The BGA's Policy and Civic Engagement teams focus on advocacy that promotes good government. The Investigations and Policy teams operate autonomously, to ensure a separation between the BGA's reporting and advocacy.

In addition to partnerships with traditional media outlets like the Chicago Sun-Times, the BGA has also looked into forming relationships with online and niche publications, including Crain's Chicago Business, Catalyst Chicago, and the Chicago News Cooperative.

The BGA maintains an Illinois Public Salaries Database, which allows the public to research the compensation for employees in all levels of state government. The BGA submitted nearly 1,000 Freedom of Information Act requests to update the database in 2020. The database separates bonus pay and overtime from base salaries, and also allows users to track the work histories for individual employees.

==Awards and notable achievements==
The BGA and the Center on Wrongful Convictions won the Edward R. Murrow Award for a June 2011 investigation into the high cost of wrongful convictions.
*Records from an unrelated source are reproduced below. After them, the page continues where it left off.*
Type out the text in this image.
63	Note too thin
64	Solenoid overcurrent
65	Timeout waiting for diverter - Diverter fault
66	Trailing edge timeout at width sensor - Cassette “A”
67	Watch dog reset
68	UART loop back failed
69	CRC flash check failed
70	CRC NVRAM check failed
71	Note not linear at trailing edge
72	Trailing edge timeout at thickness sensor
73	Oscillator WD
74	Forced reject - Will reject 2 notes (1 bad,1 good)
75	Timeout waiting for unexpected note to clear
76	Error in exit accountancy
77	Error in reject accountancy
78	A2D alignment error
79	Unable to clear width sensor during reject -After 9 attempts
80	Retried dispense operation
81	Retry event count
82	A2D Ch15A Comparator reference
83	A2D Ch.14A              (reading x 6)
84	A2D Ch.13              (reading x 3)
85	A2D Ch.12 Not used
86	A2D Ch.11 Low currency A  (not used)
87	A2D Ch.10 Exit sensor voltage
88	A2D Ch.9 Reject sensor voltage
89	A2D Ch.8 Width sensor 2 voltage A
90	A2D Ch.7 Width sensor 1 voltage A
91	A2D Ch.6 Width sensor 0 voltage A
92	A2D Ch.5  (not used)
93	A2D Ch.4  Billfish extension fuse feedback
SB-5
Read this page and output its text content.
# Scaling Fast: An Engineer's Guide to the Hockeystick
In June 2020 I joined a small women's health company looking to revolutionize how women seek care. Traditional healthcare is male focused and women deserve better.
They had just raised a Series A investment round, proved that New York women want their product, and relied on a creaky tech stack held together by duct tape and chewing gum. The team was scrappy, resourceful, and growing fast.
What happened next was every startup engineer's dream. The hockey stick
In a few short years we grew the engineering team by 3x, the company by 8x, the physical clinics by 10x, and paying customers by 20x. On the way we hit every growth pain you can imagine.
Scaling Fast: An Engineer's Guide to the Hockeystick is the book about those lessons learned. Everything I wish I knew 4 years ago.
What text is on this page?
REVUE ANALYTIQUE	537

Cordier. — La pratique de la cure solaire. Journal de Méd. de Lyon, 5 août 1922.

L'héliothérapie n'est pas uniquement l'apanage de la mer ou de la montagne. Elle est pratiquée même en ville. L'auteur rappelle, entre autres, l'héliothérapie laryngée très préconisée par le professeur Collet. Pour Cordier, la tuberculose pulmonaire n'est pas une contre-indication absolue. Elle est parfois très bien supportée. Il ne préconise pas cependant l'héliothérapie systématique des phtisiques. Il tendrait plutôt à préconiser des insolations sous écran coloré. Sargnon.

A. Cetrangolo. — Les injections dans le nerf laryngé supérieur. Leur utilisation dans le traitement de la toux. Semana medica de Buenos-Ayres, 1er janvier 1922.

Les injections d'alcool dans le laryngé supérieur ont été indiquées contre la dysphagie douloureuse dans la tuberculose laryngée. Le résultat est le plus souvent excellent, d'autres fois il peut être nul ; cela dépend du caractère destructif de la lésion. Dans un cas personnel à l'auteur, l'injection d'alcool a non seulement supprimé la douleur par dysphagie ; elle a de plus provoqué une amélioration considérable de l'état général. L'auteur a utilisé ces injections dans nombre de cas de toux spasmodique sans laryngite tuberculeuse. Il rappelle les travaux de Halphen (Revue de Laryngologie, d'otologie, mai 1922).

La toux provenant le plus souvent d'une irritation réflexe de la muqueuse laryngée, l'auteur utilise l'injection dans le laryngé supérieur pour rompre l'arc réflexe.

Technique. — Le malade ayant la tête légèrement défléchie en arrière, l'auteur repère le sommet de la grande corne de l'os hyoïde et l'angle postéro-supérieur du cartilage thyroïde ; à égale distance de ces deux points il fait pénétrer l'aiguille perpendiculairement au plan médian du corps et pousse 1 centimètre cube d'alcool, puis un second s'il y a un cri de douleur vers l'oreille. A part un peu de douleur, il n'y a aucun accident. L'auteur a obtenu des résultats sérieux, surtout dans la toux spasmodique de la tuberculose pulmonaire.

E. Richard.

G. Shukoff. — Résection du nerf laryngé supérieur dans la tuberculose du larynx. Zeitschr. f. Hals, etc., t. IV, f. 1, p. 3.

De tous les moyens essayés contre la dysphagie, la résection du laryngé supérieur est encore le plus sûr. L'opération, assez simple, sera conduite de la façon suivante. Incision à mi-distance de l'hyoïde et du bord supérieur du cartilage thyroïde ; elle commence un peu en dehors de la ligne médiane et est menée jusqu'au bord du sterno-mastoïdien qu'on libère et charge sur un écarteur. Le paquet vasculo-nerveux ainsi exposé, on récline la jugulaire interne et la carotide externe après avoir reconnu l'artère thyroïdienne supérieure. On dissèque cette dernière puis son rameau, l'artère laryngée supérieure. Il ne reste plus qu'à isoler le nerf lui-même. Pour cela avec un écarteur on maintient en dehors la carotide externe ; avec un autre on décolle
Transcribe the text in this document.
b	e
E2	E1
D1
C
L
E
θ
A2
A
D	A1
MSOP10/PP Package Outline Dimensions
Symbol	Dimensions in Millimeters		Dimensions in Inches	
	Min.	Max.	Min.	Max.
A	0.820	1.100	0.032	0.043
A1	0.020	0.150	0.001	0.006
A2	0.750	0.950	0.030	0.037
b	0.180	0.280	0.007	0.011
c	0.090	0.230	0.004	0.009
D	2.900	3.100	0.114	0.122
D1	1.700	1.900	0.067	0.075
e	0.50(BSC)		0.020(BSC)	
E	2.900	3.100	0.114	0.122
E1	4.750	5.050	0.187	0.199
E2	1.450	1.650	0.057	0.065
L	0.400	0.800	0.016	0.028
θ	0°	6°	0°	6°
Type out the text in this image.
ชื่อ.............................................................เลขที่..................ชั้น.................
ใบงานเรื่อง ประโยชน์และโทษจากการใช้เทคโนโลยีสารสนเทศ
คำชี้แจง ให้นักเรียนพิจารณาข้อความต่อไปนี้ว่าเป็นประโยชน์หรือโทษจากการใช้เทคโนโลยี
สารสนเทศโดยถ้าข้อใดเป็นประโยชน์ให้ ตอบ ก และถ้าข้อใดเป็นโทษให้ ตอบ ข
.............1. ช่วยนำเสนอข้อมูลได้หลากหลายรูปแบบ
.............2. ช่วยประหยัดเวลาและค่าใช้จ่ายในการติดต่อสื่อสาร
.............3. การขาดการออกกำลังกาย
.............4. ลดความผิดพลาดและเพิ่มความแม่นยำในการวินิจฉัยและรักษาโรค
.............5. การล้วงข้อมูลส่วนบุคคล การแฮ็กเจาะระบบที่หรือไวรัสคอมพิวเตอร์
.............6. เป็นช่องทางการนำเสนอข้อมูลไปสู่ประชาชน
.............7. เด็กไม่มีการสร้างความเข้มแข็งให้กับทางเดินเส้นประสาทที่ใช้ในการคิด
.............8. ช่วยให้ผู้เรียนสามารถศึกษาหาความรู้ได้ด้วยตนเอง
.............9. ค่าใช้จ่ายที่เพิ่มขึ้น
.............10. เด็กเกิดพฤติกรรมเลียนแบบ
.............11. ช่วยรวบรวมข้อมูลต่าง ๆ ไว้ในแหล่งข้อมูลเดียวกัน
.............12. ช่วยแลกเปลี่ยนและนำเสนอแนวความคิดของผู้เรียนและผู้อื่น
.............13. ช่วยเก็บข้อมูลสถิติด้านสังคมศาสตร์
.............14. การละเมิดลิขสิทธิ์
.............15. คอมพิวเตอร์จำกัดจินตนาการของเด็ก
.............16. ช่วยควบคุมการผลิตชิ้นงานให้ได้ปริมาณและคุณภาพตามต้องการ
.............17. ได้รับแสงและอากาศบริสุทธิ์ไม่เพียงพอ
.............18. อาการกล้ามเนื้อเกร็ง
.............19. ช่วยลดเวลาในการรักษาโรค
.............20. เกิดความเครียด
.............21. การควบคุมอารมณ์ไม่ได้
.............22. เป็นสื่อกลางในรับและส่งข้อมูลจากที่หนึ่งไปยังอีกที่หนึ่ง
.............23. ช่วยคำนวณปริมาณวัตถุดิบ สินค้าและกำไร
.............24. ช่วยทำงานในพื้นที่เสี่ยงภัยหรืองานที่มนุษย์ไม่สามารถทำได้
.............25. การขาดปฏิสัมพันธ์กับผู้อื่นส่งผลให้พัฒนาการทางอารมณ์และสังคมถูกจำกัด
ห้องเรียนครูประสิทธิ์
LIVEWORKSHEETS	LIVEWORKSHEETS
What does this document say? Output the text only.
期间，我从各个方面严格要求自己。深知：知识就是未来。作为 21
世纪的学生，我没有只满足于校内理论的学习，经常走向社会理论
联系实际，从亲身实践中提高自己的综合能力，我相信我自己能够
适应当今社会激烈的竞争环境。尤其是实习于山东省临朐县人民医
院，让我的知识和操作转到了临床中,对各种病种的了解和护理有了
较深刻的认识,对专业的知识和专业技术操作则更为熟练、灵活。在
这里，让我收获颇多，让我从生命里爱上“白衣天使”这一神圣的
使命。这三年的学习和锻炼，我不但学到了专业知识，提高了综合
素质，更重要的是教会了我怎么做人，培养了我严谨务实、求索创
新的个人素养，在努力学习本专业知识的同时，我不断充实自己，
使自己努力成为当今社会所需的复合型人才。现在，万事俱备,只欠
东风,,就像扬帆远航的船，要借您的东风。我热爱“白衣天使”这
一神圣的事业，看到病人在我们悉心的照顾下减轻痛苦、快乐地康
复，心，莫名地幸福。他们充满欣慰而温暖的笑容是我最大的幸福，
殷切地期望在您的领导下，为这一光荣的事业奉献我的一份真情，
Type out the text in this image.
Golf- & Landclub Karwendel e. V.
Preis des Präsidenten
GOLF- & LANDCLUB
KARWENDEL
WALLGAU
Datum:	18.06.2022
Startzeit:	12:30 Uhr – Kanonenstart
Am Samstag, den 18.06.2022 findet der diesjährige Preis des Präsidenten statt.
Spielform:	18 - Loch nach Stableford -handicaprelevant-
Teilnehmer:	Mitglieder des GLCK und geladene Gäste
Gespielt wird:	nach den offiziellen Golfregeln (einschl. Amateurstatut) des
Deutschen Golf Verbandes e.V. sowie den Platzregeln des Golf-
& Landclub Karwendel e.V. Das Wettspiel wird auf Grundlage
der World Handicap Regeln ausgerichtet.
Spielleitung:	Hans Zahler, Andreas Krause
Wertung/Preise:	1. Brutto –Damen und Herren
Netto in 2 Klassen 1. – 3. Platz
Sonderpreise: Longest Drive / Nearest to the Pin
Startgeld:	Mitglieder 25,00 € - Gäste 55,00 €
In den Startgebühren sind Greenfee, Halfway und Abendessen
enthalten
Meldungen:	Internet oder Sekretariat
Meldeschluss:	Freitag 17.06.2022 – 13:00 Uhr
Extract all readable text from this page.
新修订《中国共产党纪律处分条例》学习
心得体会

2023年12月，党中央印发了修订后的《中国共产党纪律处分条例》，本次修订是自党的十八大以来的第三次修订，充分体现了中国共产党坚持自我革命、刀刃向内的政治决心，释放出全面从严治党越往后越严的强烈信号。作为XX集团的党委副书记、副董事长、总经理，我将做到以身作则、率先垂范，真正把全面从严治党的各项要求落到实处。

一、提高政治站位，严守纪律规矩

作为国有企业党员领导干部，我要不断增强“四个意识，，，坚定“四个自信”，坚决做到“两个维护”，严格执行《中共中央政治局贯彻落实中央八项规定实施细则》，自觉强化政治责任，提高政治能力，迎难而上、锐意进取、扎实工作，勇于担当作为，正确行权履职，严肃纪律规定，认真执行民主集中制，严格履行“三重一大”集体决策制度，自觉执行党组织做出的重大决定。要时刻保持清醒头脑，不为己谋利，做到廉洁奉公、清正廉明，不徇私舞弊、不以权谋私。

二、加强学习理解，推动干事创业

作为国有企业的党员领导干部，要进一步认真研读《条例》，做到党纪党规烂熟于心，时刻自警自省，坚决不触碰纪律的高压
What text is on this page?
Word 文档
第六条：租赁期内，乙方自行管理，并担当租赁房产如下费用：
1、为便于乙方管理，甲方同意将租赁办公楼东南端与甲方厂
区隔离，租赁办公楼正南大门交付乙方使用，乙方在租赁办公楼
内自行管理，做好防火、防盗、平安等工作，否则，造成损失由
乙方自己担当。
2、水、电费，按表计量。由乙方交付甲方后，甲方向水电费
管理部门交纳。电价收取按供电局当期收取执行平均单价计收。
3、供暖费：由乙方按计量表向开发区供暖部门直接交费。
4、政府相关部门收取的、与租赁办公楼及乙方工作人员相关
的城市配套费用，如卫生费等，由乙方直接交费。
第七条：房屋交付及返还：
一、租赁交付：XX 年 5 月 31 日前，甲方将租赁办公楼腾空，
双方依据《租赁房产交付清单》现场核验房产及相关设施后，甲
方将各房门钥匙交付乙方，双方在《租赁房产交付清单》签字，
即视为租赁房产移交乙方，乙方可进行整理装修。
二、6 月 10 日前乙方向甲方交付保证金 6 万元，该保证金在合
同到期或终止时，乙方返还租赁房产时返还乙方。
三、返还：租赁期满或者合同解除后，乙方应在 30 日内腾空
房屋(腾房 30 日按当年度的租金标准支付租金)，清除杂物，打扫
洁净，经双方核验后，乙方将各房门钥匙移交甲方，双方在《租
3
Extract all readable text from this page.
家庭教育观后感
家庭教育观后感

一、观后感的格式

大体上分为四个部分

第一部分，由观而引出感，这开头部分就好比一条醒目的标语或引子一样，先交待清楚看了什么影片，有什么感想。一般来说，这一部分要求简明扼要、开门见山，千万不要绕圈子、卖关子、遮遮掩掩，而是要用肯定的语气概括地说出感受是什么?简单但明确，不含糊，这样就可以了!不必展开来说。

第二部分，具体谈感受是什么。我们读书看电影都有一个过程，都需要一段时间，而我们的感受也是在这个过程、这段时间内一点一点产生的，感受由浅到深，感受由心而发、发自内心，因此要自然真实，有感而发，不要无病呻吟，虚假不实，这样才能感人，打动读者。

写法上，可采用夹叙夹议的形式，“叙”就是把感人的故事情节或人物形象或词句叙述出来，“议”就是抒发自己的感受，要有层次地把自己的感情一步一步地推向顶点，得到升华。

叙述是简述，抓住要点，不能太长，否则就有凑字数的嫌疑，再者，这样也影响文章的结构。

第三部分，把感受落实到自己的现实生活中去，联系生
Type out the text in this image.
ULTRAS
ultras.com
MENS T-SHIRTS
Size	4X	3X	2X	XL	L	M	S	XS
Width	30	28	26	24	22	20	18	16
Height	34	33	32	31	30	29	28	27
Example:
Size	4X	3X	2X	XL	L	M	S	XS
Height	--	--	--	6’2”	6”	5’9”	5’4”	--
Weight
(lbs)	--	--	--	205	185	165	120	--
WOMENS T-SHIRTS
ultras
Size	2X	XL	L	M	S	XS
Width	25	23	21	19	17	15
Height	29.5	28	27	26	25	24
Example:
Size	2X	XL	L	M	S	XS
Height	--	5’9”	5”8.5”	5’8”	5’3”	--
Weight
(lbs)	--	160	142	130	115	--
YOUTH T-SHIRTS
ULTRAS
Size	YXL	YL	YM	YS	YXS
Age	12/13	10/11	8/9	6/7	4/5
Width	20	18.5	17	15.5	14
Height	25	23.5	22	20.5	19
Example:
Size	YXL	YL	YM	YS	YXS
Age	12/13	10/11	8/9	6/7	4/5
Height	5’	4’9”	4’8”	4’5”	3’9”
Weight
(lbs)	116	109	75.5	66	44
The investigation documented the human and financial toll of alleged government and police misconduct that led to 85 people wrongfully incarcerated for violent crimes they did not commit.

The BGA was awarded the Eugene S. Pulliam First Amendment Award, presented by Sigma Delta Chi and the Society of Professional Journalists, in 2017 for their work that led Chicago Mayor Rahm Emanuel to acknowledge he had been conducting government business using private email accounts to circumvent public records laws.

In 2018, BGA reporters won the Thomas L. Stokes Award for Best Energy Writing from the National Press Foundation for a series on lax nuclear oversight.

The BGA shared the 2022 Pulitzer Prize for Local Reporting with the Chicago Tribune for its investigation into Chicago's long history of failed building- and fire-safety code enforcement.